I wrote here on the difference between a vitamin and a mineral – while vitamins are more complex molecules, minerals are single elements on the periodic table, almost always bound to something else for the purpose of delivery.  Magnesium is a mineral, and it’s a critical one.  Here’s why.

Magnesium is a cofactor for about 300 reactions in your body (meaning it’s required for the reaction to proceed).  These include making, transporting, and using energy, making DNA and proteins (and all of your body tissues are made of proteins, so this is a big one), controlling nerve signals, relaxing muscles, and responding adequately to stress.

Reasons You Might Be Low

  1. You might not be eating enough of the foods that contain magnesium.  Magnesium is found in whole grains, nuts, beans, green leafy veggies, fish, and (clean) meat.  But few of us consume primarily whole foods these days – much of what passes for food has been so processed that it contains little to no nutritional value.  (Here’s a good overview of how you should be eating, compared to some of the fad diets out there).
  2. Even if you’re consuming plenty of these foods, a bunch of pharmaceuticals also block the absorption of magnesium or increase its excretion, including laxatives, diuretics, proton pump inhibitors (like Nexium), antibiotics, colchicine, and corticosteroids (like prednisone).
  3. You can also deplete magnesium by consuming too much alcohol or too many phosphates (from soda!)
  4. If you have a hard time absorbing nutrients in general (a malabsorption syndrome, such as Crohn’s, celiac sprue, or enteritis), then you are likely to be deficient also.
  5. You might be deficient if you have Type 2 Diabetes, especially if it isn’t well controlled, because high blood sugar leads to increased urination, and magnesium reabsorption happens in the kidneys.

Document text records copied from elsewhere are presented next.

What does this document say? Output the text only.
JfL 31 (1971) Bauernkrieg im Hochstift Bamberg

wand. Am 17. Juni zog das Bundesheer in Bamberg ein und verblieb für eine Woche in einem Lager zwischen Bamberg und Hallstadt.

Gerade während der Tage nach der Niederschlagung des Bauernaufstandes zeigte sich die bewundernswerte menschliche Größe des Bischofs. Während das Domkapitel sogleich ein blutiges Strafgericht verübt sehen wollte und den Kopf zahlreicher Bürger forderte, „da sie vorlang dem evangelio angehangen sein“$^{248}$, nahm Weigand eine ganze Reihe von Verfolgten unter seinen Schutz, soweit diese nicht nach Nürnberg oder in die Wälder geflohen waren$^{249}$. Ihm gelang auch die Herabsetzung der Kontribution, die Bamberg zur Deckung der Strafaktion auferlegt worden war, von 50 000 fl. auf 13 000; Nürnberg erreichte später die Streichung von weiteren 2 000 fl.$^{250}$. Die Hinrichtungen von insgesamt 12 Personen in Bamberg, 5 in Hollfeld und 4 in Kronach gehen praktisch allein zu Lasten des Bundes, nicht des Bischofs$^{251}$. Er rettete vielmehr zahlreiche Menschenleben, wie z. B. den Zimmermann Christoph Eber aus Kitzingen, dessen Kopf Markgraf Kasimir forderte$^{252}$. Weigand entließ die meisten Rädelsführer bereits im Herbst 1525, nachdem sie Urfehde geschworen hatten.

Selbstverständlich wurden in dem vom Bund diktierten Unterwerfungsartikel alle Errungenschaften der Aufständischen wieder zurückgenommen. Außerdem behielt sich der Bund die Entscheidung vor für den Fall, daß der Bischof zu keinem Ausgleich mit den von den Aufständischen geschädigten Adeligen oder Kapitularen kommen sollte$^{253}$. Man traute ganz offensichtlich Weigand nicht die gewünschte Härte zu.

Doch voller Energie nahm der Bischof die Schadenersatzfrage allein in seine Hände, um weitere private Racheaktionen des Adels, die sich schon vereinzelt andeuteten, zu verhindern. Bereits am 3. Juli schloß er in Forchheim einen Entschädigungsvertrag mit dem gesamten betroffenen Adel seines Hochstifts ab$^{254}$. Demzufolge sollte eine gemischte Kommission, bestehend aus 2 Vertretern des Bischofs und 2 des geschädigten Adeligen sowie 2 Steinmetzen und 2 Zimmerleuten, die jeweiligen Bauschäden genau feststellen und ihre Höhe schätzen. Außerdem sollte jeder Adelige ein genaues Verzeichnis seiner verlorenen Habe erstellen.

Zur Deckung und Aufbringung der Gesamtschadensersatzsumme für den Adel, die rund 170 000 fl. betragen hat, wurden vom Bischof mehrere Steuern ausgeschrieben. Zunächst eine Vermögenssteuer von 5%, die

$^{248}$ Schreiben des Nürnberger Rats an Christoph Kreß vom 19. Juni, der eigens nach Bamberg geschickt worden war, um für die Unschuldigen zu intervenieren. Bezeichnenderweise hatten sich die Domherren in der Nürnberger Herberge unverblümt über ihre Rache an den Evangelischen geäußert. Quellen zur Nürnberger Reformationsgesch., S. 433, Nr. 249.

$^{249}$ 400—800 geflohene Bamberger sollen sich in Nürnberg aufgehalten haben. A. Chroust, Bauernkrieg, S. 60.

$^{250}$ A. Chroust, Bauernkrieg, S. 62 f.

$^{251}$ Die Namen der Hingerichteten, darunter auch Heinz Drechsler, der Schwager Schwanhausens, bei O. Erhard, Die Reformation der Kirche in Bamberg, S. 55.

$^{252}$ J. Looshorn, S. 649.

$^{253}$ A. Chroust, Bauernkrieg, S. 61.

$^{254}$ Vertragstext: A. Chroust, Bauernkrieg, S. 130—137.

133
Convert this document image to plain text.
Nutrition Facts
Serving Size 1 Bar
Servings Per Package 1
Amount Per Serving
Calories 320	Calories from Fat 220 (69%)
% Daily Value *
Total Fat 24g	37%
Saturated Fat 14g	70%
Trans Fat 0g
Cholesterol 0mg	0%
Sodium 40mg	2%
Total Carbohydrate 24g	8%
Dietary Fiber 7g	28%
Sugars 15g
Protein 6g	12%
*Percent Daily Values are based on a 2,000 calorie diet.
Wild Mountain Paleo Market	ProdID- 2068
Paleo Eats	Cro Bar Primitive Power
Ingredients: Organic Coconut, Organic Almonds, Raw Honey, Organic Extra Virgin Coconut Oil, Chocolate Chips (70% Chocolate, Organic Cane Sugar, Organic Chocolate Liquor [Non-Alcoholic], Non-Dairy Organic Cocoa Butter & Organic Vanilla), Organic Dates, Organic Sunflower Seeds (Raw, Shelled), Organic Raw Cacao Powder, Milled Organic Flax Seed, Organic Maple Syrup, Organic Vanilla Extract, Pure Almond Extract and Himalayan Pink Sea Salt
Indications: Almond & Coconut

How You Know If You’re Low

The test for magnesium in your bloodstream (serum magnesium) isn’t reliable, because most magnesium stays inside your cells and your bones.  Red blood cell (rbc) magnesium is a better test, because that’s testing the magnesium concentration inside the red blood cells.

However, often clinical signs and symptoms (below), combined with knowledge of one of the five causes listed above is the best way to determine deficiency.  Low magnesium can lead to:

  • Problems with memory and concentration
  • Depression and apathy
  • Emotional lability (you get upset easily)
  • Irritability, nervousness, and anxiety
  • Insomnia
  • Constipation (magnesium is the active ingredient in many laxatives)
  • Migraines
  • PMS and cramping
  • Fibromyalgia and muscle pain
  • Fatigue
  • ADHD

What to Do About It

If you’re not getting enough from your diet, drinking too much alcohol or too much soda, the solution is obvious. 🙂

If you have a malabsorption syndrome, the solution is of course to address the underlying cause.  Or if you have Type 2 Diabetes, the solution is to regulate your blood sugar adequately.

If you’re on magnesium-wasting drugs, the question becomes whether you really need them.  In many cases, it’s possible to correct the underlying issue and render the need for the drug superfluous.  If this isn’t possible or practical, supplementation becomes appropriate.  Make sure you get an absorbable form, though – the most common magnesium supplements are complexed with carbonate, chloride, and oxide, which are not well absorbed.  You want to look instead for magnesium citrate, taurate, orotate, or a chelated combination.